Billes de combat – Nouvelle (partie IV)

UN HIPPIE UN PEU ÉPIQUE

Nico avait changé.

La remarque avait été flagrante à leurs retrouvailles en bord de mer. Tunique légère et colorée. Lunettes aux reflets rosés. Sourire parti en vacances.

Chris se trouva bien embêté aux côtés de cet inconnu qui contemplait les vagues dans un silence méditatif. Il pensait lui proposer une partie de récolte aux coquillages lorsqu’il fit apparaître de sa poche un bâtonnet de papier où s’agglutinaient quelques herbes. Le craquement d’un briquet l’enflamma avant que le jeune homme ne le place dans son bec.

« La famille va bien ? demanda-t-il alors, comme s’il se souvenait de la présence du garçon.

– Ou… oui.

– Profites-en, ça ne va pas durer. Ma mère, je la supporte déjà plus. »

Ce fut tout. Chris joignit ses mains, en quête d’une idée qui sauverait la conversation. La seule qu’il trouva ne fut que plus maladroite : « C’est quoi ton délire avec les lunettes ?

– Pardon ?

– Bah, tu portes du rose. C’est pour les filles ça.

– Mais elles sont cool ces lunettes ! Et ne sois pas si fermé d’esprit. Les couleurs, ça appartient à personne. »

Nouveau silence. Chris enterra à jamais son envie de jouer avec les crabes.

« Qu’aimerais-tu le plus au monde, Chris ? » se lança à nouveau le jeune philosophe. Le garçon écarquilla des yeux avant d’hausser les épaules. « Quoi, rien ? Même pas des filles ? Et la liberté, tu l’oublies ? »

Chris n’aurait jamais pu l’oublier. Car il n’y avait à vrai dire jamais pensé.

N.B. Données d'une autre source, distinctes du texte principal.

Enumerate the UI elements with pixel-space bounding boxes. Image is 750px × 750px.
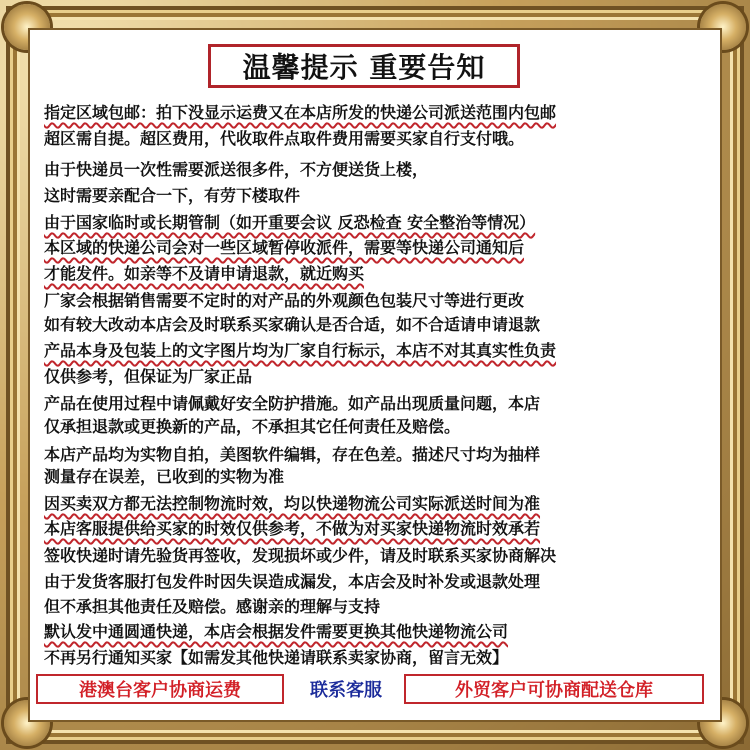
notice-line: 但不承担其他责任及赔偿。感谢亲的理解与支持 (44, 597, 381, 616)
notice-line: 产品本身及包装上的文字图片均为厂家自行标示，本店不对其真实性负责 (44, 341, 557, 360)
notice-panel (30, 30, 720, 720)
notice-line: 签收快递时请先验货再签收，发现损坏或少件，请及时联系买家协商解决 (44, 546, 557, 565)
foreign-trade-warehouse-note: 外贸客户可协商配送仓库 (404, 674, 704, 704)
notice-line: 仅供参考，但保证为厂家正品 (44, 367, 253, 386)
notice-line: 不再另行通知买家【如需发其他快递请联系卖家协商，留言无效】 (44, 648, 509, 667)
hk-macao-taiwan-shipping-note: 港澳台客户协商运费 (36, 674, 284, 704)
notice-line: 由于发货客服打包发件时因失误造成漏发，本店会及时补发或退款处理 (44, 572, 541, 591)
notice-line: 这时需要亲配合一下，有劳下楼取件 (44, 186, 301, 205)
notice-line: 本区域的快递公司会对一些区域暂停收派件，需要等快递公司通知后 (44, 238, 525, 257)
notice-line: 产品在使用过程中请佩戴好安全防护措施。如产品出现质量问题，本店 (44, 394, 541, 413)
notice-line: 才能发件。如亲等不及请申请退款，就近购买 (44, 264, 365, 283)
notice-line: 默认发中通圆通快递，本店会根据发件需要更换其他快递物流公司 (44, 622, 509, 641)
notice-line: 指定区域包邮：拍下没显示运费又在本店所发的快递公司派送范围内包邮 (44, 103, 557, 122)
notice-line: 因买卖双方都无法控制物流时效，均以快递物流公司实际派送时间为准 (44, 494, 541, 513)
notice-line: 本店客服提供给买家的时效仅供参考，不做为对买家快递物流时效承若 (44, 519, 541, 538)
notice-title: 温馨提示 重要告知 (208, 44, 520, 88)
notice-line: 如有较大改动本店会及时联系买家确认是否合适，如不合适请申请退款 (44, 315, 541, 334)
notice-line: 测量存在误差，已收到的实物为准 (44, 467, 285, 486)
notice-line: 超区需自提。超区费用，代收取件点取件费用需要买家自行支付哦。 (44, 129, 525, 148)
contact-service-button[interactable]: 联系客服 (310, 680, 382, 701)
notice-line: 本店产品均为实物自拍，美图软件编辑，存在色差。描述尺寸均为抽样 (44, 445, 541, 464)
notice-line: 由于快递员一次性需要派送很多件，不方便送货上楼， (44, 160, 429, 179)
notice-line: 仅承担退款或更换新的产品，不承担其它任何责任及赔偿。 (44, 417, 461, 436)
notice-line: 由于国家临时或长期管制（如开重要会议 反恐检查 安全整治等情况） (44, 213, 536, 232)
notice-line: 厂家会根据销售需要不定时的对产品的外观颜色包装尺寸等进行更改 (44, 291, 525, 310)
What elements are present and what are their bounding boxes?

« Moi, je rêve de partir », poursuivit le rêveur en inhalant une énième bouchée de sa clope odorante. Chris s’étouffa dans un nuage de fumée. « Loin de ma mère. Loin de toutes ces conneries. Avec ma copine, on va partir vers l’Ouest. Se faire une nouvelle vie, découvrir de nouveaux horizons… Il n’y aura que la mer pour me manquer. »

Chris non plus n’aurait rien à manquer de ce départ. Il manquait déjà son vieux camarade de jeu.

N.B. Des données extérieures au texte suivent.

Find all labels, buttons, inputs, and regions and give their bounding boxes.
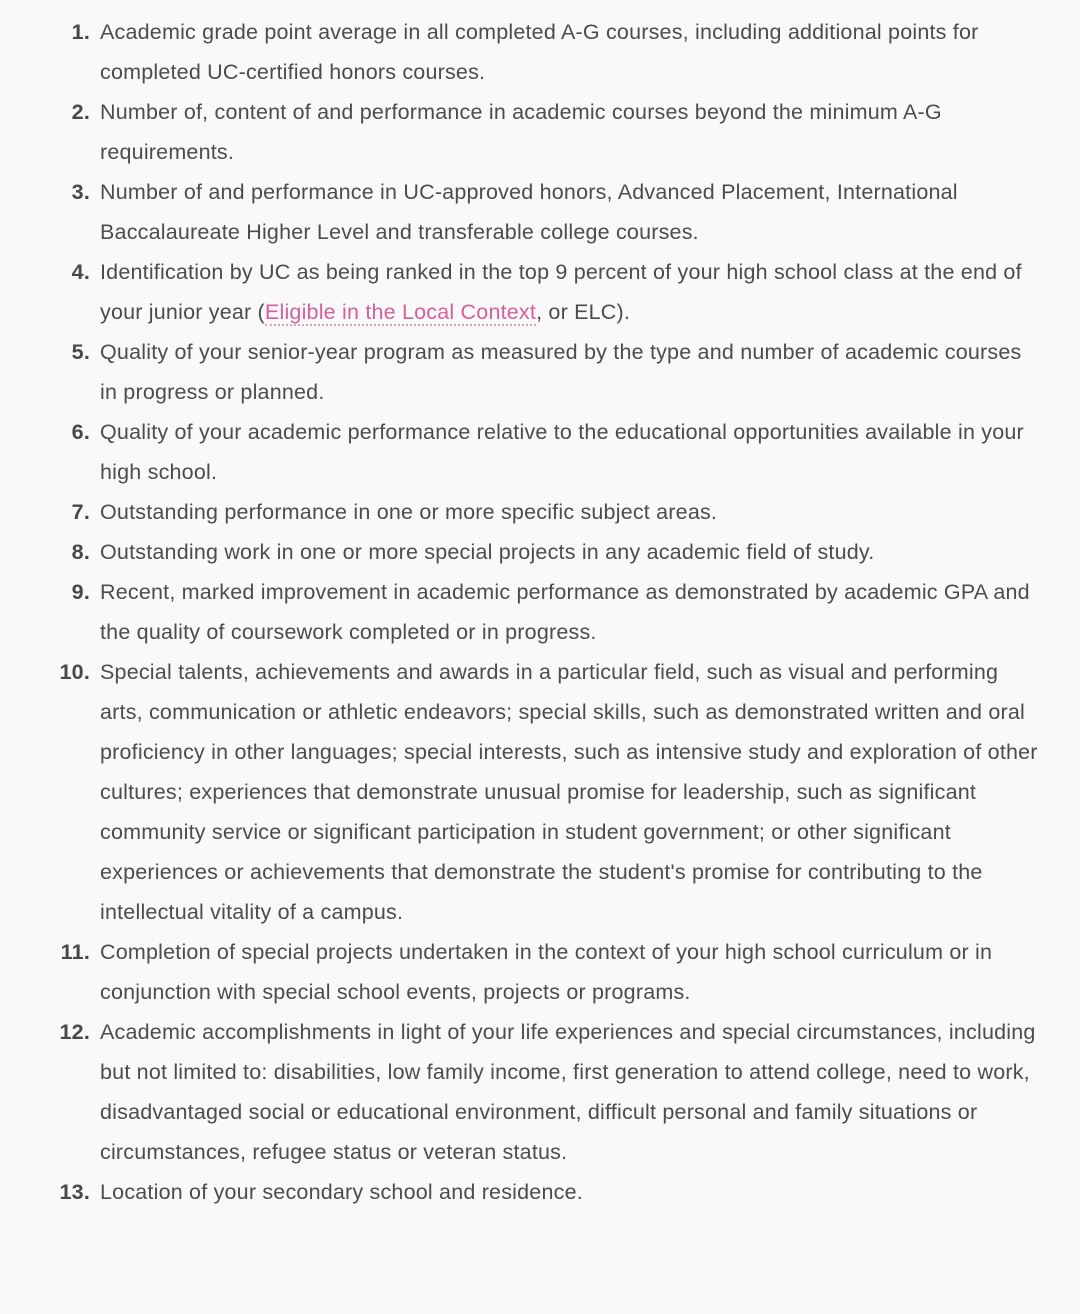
- list-item: [100, 412, 1040, 492]
- list-item-text: Academic grade point average in all completed A-G courses, including additional points for completed UC-certified honors courses.: [100, 20, 979, 84]
- list-item: [100, 172, 1040, 252]
- list-item-text: Number of and performance in UC-approved honors, Advanced Placement, International Baccalaureate Higher Level and transferable college courses.: [100, 180, 958, 244]
- elc-link[interactable]: Eligible in the Local Context: [264, 300, 537, 324]
- list-item: [100, 12, 1040, 92]
- list-item: [100, 332, 1040, 412]
- list-item-text: Completion of special projects undertaken in the context of your high school curriculum or in conjunction with special school events, projects or programs.: [100, 940, 993, 1004]
- list-item-text: Identification by UC as being ranked in the top 9 percent of your high school class at the end of your junior year (: [100, 260, 1022, 324]
- list-item-text: Recent, marked improvement in academic performance as demonstrated by academic GPA and the quality of coursework completed or in progress.: [100, 580, 1030, 644]
- admission-factors-list: [0, 12, 1040, 1212]
- list-item: [100, 1172, 1040, 1212]
- list-item-text: Location of your secondary school and residence.: [100, 1180, 583, 1204]
- list-item: [100, 532, 1040, 572]
- list-item-text: Special talents, achievements and awards in a particular field, such as visual and performing arts, communication or athletic endeavors; special skills, such as demonstrated written and oral proficiency in other languages; special interests, such as intensive study and exploration of other cultures; experiences that demonstrate unusual promise for leadership, such as significant community service or significant participation in student government; or other significant experiences or achievements that demonstrate the student's promise for contributing to the intellectual vitality of a campus.: [100, 660, 1038, 924]
- list-item: [100, 492, 1040, 532]
- list-item: [100, 92, 1040, 172]
- list-item: [100, 572, 1040, 652]
- list-item-text: Outstanding work in one or more special projects in any academic field of study.: [100, 540, 875, 564]
- list-item: [100, 1012, 1040, 1172]
- list-item: [100, 252, 1040, 332]
- list-item-text: Number of, content of and performance in academic courses beyond the minimum A-G requirements.: [100, 100, 942, 164]
- list-item-text: Quality of your academic performance relative to the educational opportunities available in your high school.: [100, 420, 1024, 484]
- list-item-text: Academic accomplishments in light of your life experiences and special circumstances, including but not limited to: disabilities, low family income, first generation to attend college, need to work, disadvantaged social or educational environment, difficult personal and family situations or circumstances, refugee status or veteran status.: [100, 1020, 1036, 1164]
- list-item-text: Quality of your senior-year program as measured by the type and number of academic courses in progress or planned.: [100, 340, 1022, 404]
- list-item: [100, 652, 1040, 932]
- list-item-text: Outstanding performance in one or more specific subject areas.: [100, 500, 718, 524]
- list-item-text: , or ELC).: [536, 300, 631, 324]
- list-item: [100, 932, 1040, 1012]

Pourtant, cette nouvelle philosophie l’intéressait et Chris n’avait pas laissé de côté l’interrogation qui le rongeait depuis quelques jours. Il s’empressa sans plus tarder de le confier :

« Dis, Nico. Tu penses quoi de cette lutte pour le droit des Noirs ?

– Toute innovation est un pas vers le nouveau monde. Le souci, c’est que tous ces imbéciles ont peur du changement. Voilà pourquoi il ne se passe jamais rien de bon.

– Je pensais que tu n’étais pas d’accord avec ta mère.

– C’est le seul point sur lequel on s’entend. Avec cette foutue guerre du Viêt Nam.

– C’est pas bon la guerre ?

– Tu plaisantes ? C’est la seule chose qui n’amène pas de changement positif. Tu crois que c’est une solution de massacrer les vies jusque-là tranquilles de civils pour arrêter cette merde de communisme ? La violence, ça n’y changera jamais rien.

– Je suppose que t’as raison… »

Chris se rappelait dorénavant ce mouvement hippie qui avait séduit le cœur de son cousin. Beaucoup s’étaient d’ailleurs rendus à la marche de 1963, proclamant l’amour et la paix avant tout. Son père avait parlé d’esprits dégénérés qui se consolaient dans la drogue et cherchaient un sens à leur vie dans l’introspection et le voyage. Aussi fous que pussent être les rêves de Nico, Chris n’en admirait pas moins sa nouvelle assurance.